Classical Mechanics
Kinematics
Motion, velocity and acceleration of a point particle: central, plane,
circular, harmonic and helical motions. Holonomic constraints and
systems of particles. Kinematics of rigid bodies: Poisson's formula and
Mozzi's theorem. Relative motions. Plane rigid motions. Rigid motion
around a fixed point. Poinsot's cones and regular precession.
Principles and fundamental laws
Mass, force, and Newton's laws. Inertial frames and Galilei
transformations. Typical force fields: constitutive, impressed, and
reference-induced forces. Gravitational force and weight. The Principle of
virtual work for reactions of constraints. Friction Coulomb's laws. The
principle of mechanical energy conservation. Conservative force fields
and potentials.
Geometry of masses
Properties of applied vectors. Properties of the center-of-mass. The
balance principles of linear and angular momentum. The kinetic energy
balance. Koenig's theorems for kinetic energy and angular momentum.

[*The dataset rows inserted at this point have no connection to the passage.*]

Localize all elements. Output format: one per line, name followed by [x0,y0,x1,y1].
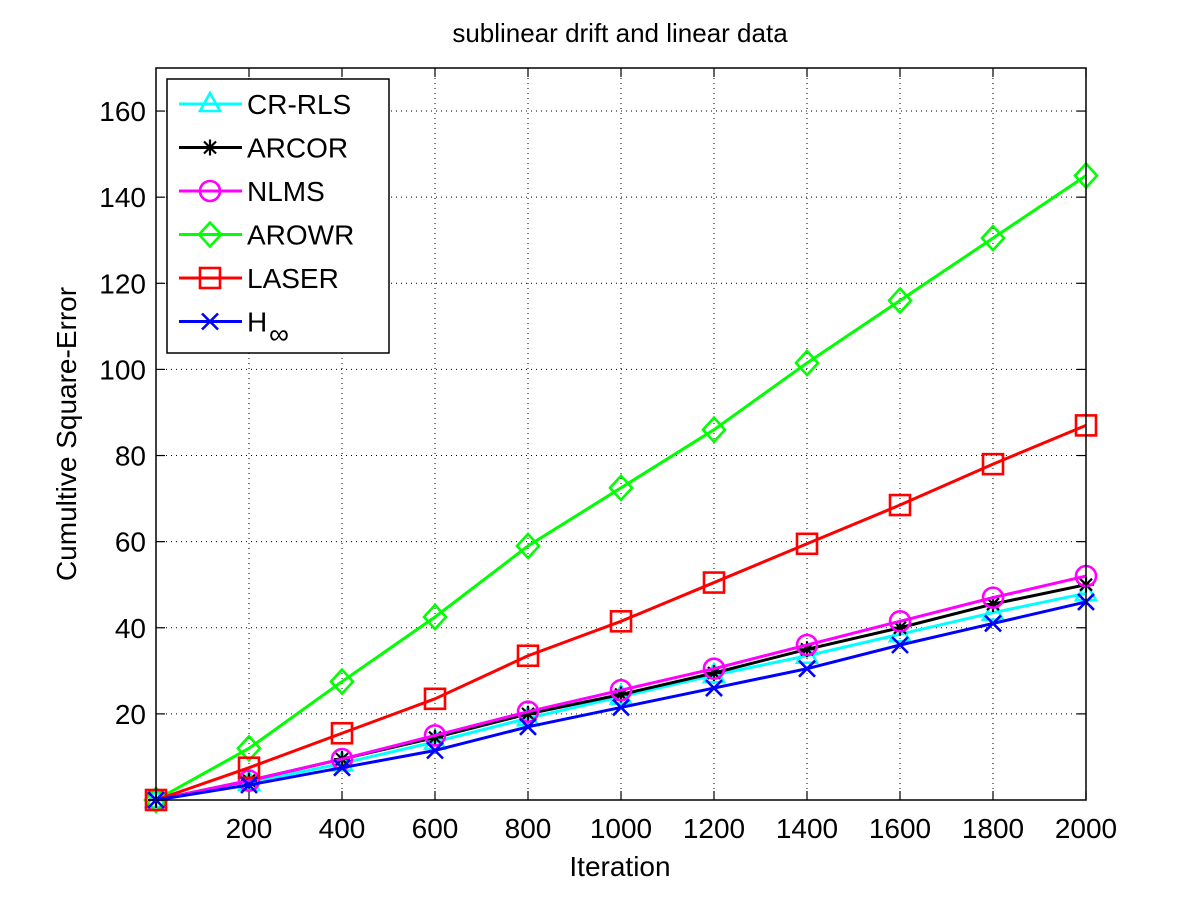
data-point-arcor [799,641,815,658]
x-tick-label: 400 [319,813,366,844]
series-line-arowr [155,174,1087,802]
data-point-h [705,679,723,697]
x-tick-label: 200 [226,813,273,844]
legend-entry-laser: LASER [179,263,339,294]
legend-label: NLMS [247,176,325,207]
legend-label: ARCOR [247,133,348,164]
data-point-nlms [702,657,726,680]
data-point-arowr [980,224,1006,253]
data-point-arowr [701,415,727,444]
y-tick-label: 160 [99,96,146,127]
legend-entry-arcor: ARCOR [179,133,348,164]
x-tick-label: 600 [412,813,459,844]
data-point-arcor [985,596,1001,613]
tick-labels: 200 400 600 800 1000 1200 1400 1600 1800 2000 20 40… [99,96,1117,844]
data-point-h [240,776,258,794]
data-point-laser [237,756,261,780]
data-point-nlms [795,633,819,657]
legend-label: AROWR [247,220,354,251]
x-tick-label: 1000 [590,813,652,844]
plot-frame [155,67,1087,801]
data-point-laser [330,721,354,745]
data-point-arcor [427,729,443,746]
x-tick-label: 2000 [1055,813,1117,844]
chart-title: sublinear drift and linear data [452,18,788,48]
data-point-laser [981,452,1005,476]
y-tick-label: 140 [99,182,146,213]
data-point-laser [423,687,447,711]
legend-swatch-marker [197,220,223,249]
data-point-laser [609,610,633,633]
x-tick-label: 1200 [683,813,745,844]
data-point-nlms [423,724,447,747]
data-point-arcor [892,619,908,636]
data-point-laser [888,493,912,517]
x-axis-label: Iteration [569,851,670,882]
data-point-nlms [237,769,261,792]
legend-entry-nlms: NLMS [179,176,325,207]
data-point-arcor [613,686,629,703]
data-point-arowr [608,473,634,502]
legend-label: H [247,307,267,338]
series-laser [144,414,1098,812]
legend-swatch-marker [198,179,222,203]
data-point-nlms [888,610,912,633]
x-tick-label: 1400 [776,813,838,844]
data-point-h [333,758,351,777]
data-point-h [426,741,444,760]
data-point-arcor [706,664,722,681]
y-tick-label: 60 [115,527,146,558]
legend-label-subscript: ∞ [269,319,289,350]
y-tick-label: 100 [99,354,146,385]
series-line-nlms [155,574,1087,802]
legend-swatch-marker [197,90,223,113]
data-point-arcor [520,705,536,722]
data-point-h [519,717,537,736]
y-tick-label: 40 [115,613,146,644]
legend-entry-cr-rls: CR-RLS [179,89,351,120]
legend-label: LASER [247,263,339,294]
x-tick-label: 800 [505,813,552,844]
data-point-h [891,636,909,654]
legend-swatch-marker [198,266,222,290]
data-point-nlms [609,678,633,702]
legend-swatch-marker [202,139,218,156]
y-axis-label: Cumultive Square-Error [51,287,82,581]
data-point-cr-rls [980,599,1006,621]
y-tick-label: 80 [115,441,146,472]
data-point-arowr [515,532,541,560]
x-tick-label: 1600 [869,813,931,844]
y-tick-label: 20 [115,699,146,730]
data-point-laser [516,644,540,668]
series-h [147,593,1095,809]
series-nlms [144,564,1098,812]
series-arowr [143,161,1099,814]
data-point-laser [795,532,819,556]
legend-swatch-marker [201,312,219,331]
data-point-arowr [794,349,820,377]
legend-box [166,78,390,354]
data-point-nlms [981,586,1005,609]
legend-label: CR-RLS [247,89,351,120]
x-tick-label: 1800 [962,813,1024,844]
data-point-arowr [329,667,355,696]
data-point-arowr [887,286,913,315]
data-point-h [798,659,816,678]
y-tick-label: 120 [99,268,146,299]
data-point-arowr [236,734,262,763]
data-point-arowr [422,603,448,631]
legend: CR-RLS ARCOR NLMS AROWR LASER H ∞ [166,78,390,354]
data-point-laser [702,571,726,594]
data-point-h [984,614,1002,633]
data-point-h [612,698,630,717]
series-line-laser [155,424,1087,802]
data-point-nlms [516,700,540,724]
legend-entry-arowr: AROWR [179,220,354,251]
legend-entry-h: H ∞ [179,307,289,350]
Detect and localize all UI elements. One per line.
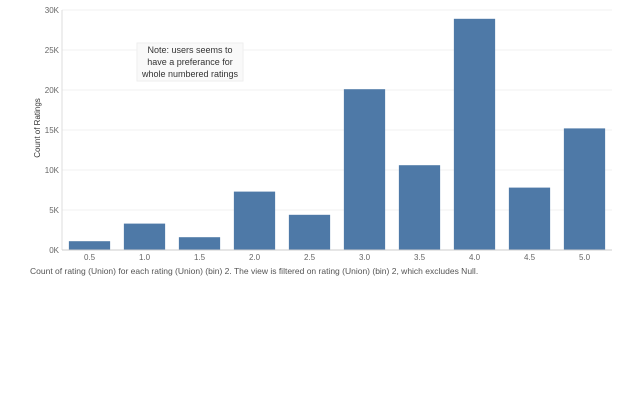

Kinetic energy and angular momentum of a rigid body. Properties of the
inertia tensor. Huygens-Steiner's theorem.
Statics and Dynamics of constrained material bodies
Statics of constrained rigid bodies. Dynamics of constrained material
bodies. Equations of motion of a rigid body spinning around a fixed axis,
or a fixed point. Poinsot's motion.
Canonical mechanics and qualitative dynamics
D'Alembert's principle. Statics and dynamics of holonomic systems.
Lagrange equations. Lyapunov stability and instability of equilibrium
positions. The Lyapunov function method. Lagrange-Dirichlet theorem.
Linearization in the neighborhood of a stable equilibrium position.